Mehdeeka is for solo marketers or small teams working in the B2B, SaaS, startup, and tech spaces. Check out the previous issue on sales enablement. Help me grow Mehdeeka by sharing it with a friend or colleague!
Sales and marketing are such cliches, and in particular this tiktok really sums it up. And here’s a bonus sales/marketing tiktok just because I can.
I’ve definitely had my days of wanting to strangle the sales team, particularly when they request something, I make it for them, they forget they have it and then months later request the same thing. Regardless, sales and marketing need to work togeher. Here’s my top tips for #synergy
Where possible, have both sales and marketing report to the same person. This could be a CMO, sales director or CRO (chief rev officer). Basically you need one person who smacks the kids and forces them to hug until they work together.
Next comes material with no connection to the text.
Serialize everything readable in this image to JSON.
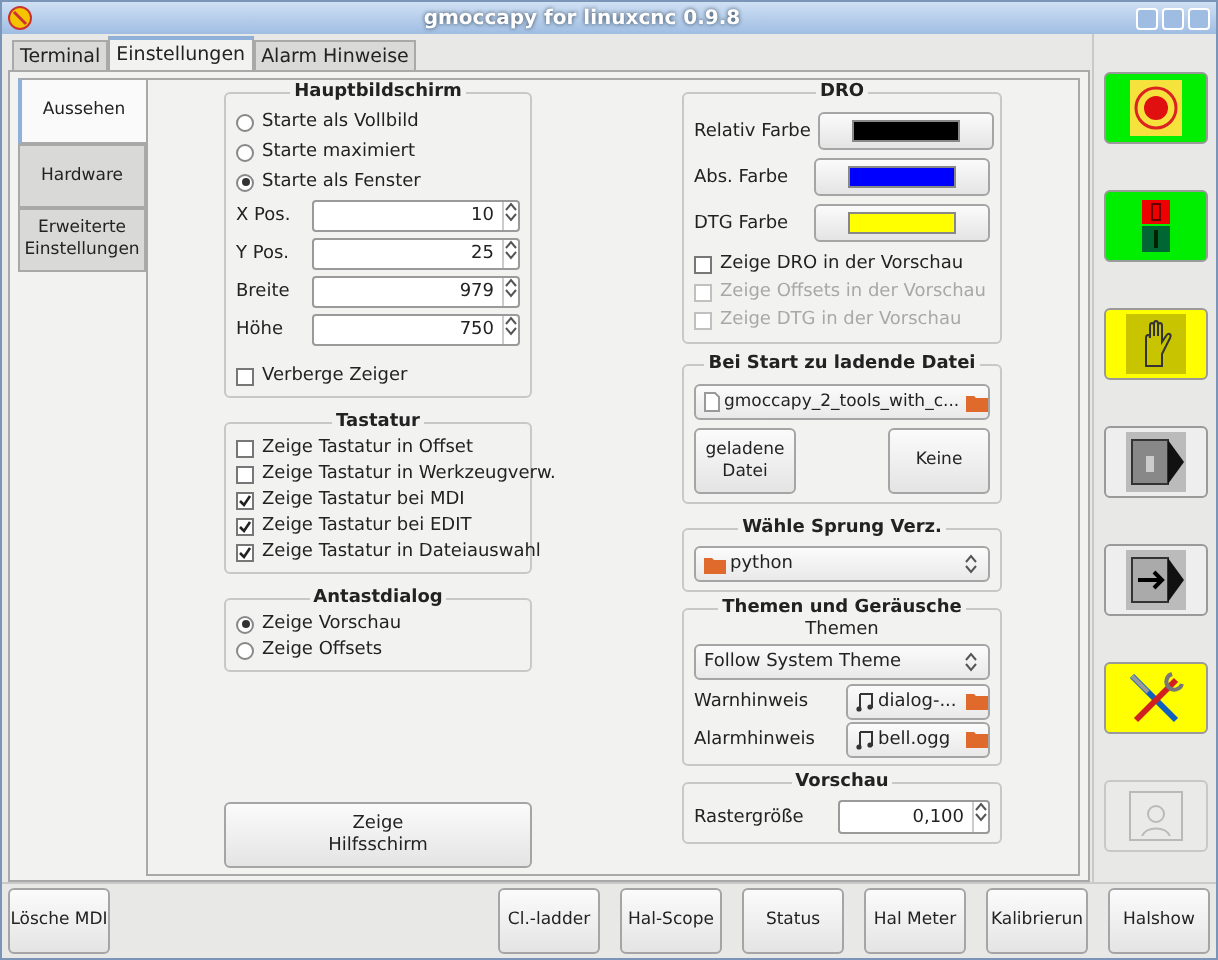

Run scheduled, regular feedback sessions. Preferrably, have sales/marketing take turns at hosting. In small teams, everyone should attend. At Perkbox (my day job), I run a fornightly session with corp and mid market sales separately. We run through this format (in this order);
a) “I like” - positive feedback, things they want to remain the same
b) “I’d like XYZ to improve” - negative feedback, things that need to improve
c) “I’d like” - requests for anything they want, also brainstorming
d) Go back to “I like” and as a group rate each point raised from 1-10 to measure urgency and importance. This filters out anomalies and unimportant pieces of feedback
e) Action points, which then get re-discussed and updates given at the beginning of the next session
Within this, I make sure to ask for detail, pipeline health, where leads are getting stuck in the funnel, emerging trends from talking to leads, etc.Create a playbook of all the tactics you as a marketer can offer the sales team for things like re-heating leads that have gone cold, reaching people in ways other than email, etc. We have so many tricks up our sleeves but sales often don’t know what we’ve got on offer.
During the feedback sessions mentioned above, I make an effort to offer suggestions of things I can go out of my way to do to help the sales team. These one-on-one offerings go a long way in relationship building and slowly tempts the sales team to proactively come to me for help rather than me pulling their teeth out.Sales managers need to be on board. I’ve never had an easier time working with a sales team member than when their manager told them “Kayla can help you with this” and they came to me with a list of questions. Bless that manager!
Have you got any suggestions for helping sales and marketing teams work together?
Check these out
A new marketing book called Lemon by Orlando Wood is out. Here’s an interview with the author. I do really agree with him that advertising is an art, but the rise of efficiency and productivity has reduced it to spreadsheets and ROI in such a way that the industry has become extremely bland and ineffective.
Some visual inspiration in an interesting piece that analyses the colours of currencies from around the world.
Giphy released a report on the most viewed gifs of 2020 - lots of fun in here.
Trung Phan deep dived on an “overnight success” comedian and proved she had in fact put in her 10,000 hours of practice to become a master. I really like the focus on how she tested and iterated her creative output to finally figure it all out.
And finally, if there’s one thing you should know about me, it’s that I love cooking and I despise air fryers. Knowing this, Gina sent me this read on air fryers and how their popularity continues to grow. My two favourite quotes from this piece are “You can make anything in that hoe!!!!!!!!” and “the majority of food items consumers cook in their air fryers are potatoes.”
Honestly, if anyone sends me an email with the subject line “tell me why you hate air fryers”, I’ll give you a half day sermon.